On 11 May 2018, the Legal Resources Centre, representing the residents of Mmangweni, a rural village in the Eastern Cape, filed an application in the Mthatha High Court against the OR Tambo District Municipality and other government actors, seeking a court order requiring the Municipality to urgently deliver clean water to Mmangweni. The residents are in desperate need of water.

Since becoming the Water Services Authority in 2003, the District Municipality has never supplied Mmangweni with water. The water that residents currently drink and bathe with seeps from the ground near an open space where livestock also drink and defecate. Tests show that the water is infested with E.coli. Residents suffer rashes, stomach aches and diarrhoea from drinking the water and bathing with it. 

Collecting water consumes the residents’ energy and time. They walk long distances up and down steep slopes from their homes to the watering point and back, weighed down by heavy containers of water. One resident’s home is over one kilometre away from the watering point.  At the watering point, residents wait long hours, depending on how many people are in line before them and how slow the water trickles from the ground.

One mother of four, an applicant in the case, reports waiting from 2am to 6am to collect enough water for her family. Some days, particularly in the winter when it hardly rains, there isn’t enough water for the residents’ basic needs. Learners go to school hungry because there is no water with which to cook or they don’t go to school at all because there is no water with which to bathe.

A teacher at one of the schools reports: “I see learners from Mmangweni in my classroom who are quiet and lethargic. I ask them what’s wrong and they tell me they had to leave home without eating because there was no water for cooking….I ask learners from Mmangweni why they haven’t done their homework and they say they didn’t have time because they were at [the watering point]late at night waiting for water. I ask learners why they have been absent from school and they say it is because there was no water for bathing and they were dirty, or they say there was no water for cooking and they were hungry.” 

In June 2017, a resident-run committee notified the District Municipality of the residents’ plight.  Despite efforts over the following year by the committee and the LRC to engage the District Municipality, no water has been delivered to Mmangweni. The community now seeks a court order requiring the Municipality to abide by its constitutional obligations.

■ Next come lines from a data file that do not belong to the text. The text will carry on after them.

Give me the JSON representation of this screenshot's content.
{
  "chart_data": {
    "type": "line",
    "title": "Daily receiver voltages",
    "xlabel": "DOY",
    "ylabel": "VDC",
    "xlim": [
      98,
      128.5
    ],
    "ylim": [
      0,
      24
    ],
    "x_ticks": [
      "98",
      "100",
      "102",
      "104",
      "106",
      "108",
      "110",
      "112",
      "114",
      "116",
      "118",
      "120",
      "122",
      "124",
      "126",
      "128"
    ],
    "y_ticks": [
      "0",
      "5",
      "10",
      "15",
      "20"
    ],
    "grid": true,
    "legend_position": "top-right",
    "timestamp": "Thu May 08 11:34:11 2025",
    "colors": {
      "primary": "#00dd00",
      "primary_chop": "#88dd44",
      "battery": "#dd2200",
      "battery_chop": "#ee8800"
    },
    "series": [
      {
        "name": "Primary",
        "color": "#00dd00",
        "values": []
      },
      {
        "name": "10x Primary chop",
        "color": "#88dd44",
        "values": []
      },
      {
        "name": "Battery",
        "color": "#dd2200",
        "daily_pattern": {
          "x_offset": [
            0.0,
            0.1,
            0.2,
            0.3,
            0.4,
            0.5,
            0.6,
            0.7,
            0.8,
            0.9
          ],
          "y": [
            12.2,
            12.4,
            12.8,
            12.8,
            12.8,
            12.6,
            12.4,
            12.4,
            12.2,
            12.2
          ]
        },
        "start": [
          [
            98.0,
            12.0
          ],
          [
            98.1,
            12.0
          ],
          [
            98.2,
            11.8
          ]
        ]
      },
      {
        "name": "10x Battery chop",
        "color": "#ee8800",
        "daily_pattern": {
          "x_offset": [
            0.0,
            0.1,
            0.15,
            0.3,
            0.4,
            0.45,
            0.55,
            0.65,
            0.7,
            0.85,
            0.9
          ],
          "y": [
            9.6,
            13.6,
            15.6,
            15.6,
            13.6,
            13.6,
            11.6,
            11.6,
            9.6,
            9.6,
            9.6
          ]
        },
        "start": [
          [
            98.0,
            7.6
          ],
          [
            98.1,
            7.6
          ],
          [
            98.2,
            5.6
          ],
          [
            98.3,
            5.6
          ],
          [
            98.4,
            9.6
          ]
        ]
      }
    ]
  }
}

Section 27 of the Constitution guarantees everyone the right to access to sufficient water. The District Municipality is responsible for ensuring the realisation of this right for the people within its jurisdiction. 

 The court application will hopefully result in a court order directing the District Municipality to supply, at minimum, 25 litres of water per person, per day, and to submit to the court a written plan for providing water on an urgent basis to all people within its jurisdiction who desperately need water. 

Nyandeni Local Municipality is opposing the application and the court will decide on 28 June whether it will hear the matter on a semi-urgent basis.

“Sometimes, I use my sleeve as a sieve, putting it on the mouth of a bottle and drinking the water through my clothing. When I do this, I see small dirt particles on my sleeve afterwards. I also use coffee filters at home to try to clean the water. Despite my efforts to clean the water, my children still get rashes on their skin and their stomachs run. The rashes bleed when my children scratch them, but I cannot tell them not to scratch the rash. I get rashes too and they really itch. I also have to scratch them and they bleed….When my family uses up all the water in the house by the end of the day, I normally wake up at 2am to go and collect water. We need water early in the morning so that I can cook for my children and so that they can bathe. It usually takes me until around 6am to fill my three 20-litre jugs. It gets cold early in the morning so I usually make a fire by the dam to keep warm while I wait….” – Vuyiswa, Mmangweni, resident.

 “My children get out of school … and … meet me at [the watering point], say around 4:40 PM. We won’t have filled our jugs up until about 7:15 PM, and we get home around 7:35 PM. I always make sure my children are fed, although sometimes there is not enough water for everyone to bathe.  In these instances, I let my school-going children wash, and I don’t wash my younger children… After having eaten and washed, my children do their homework.  But sometimes they don’t do it because they’re too sleepy from having waited a long time for water at [the watering point].” – Nobongile, Mmangweni, resident.

 “[W]hen there was no water, I would go to [the watering point]at 5 AM. Often, I wouldn’t have finished drawing water until 12PM. The time I spent waiting at [the watering point]could have been spent sewing and filling orders for my business.” – Nobomi, Mmangweni resident.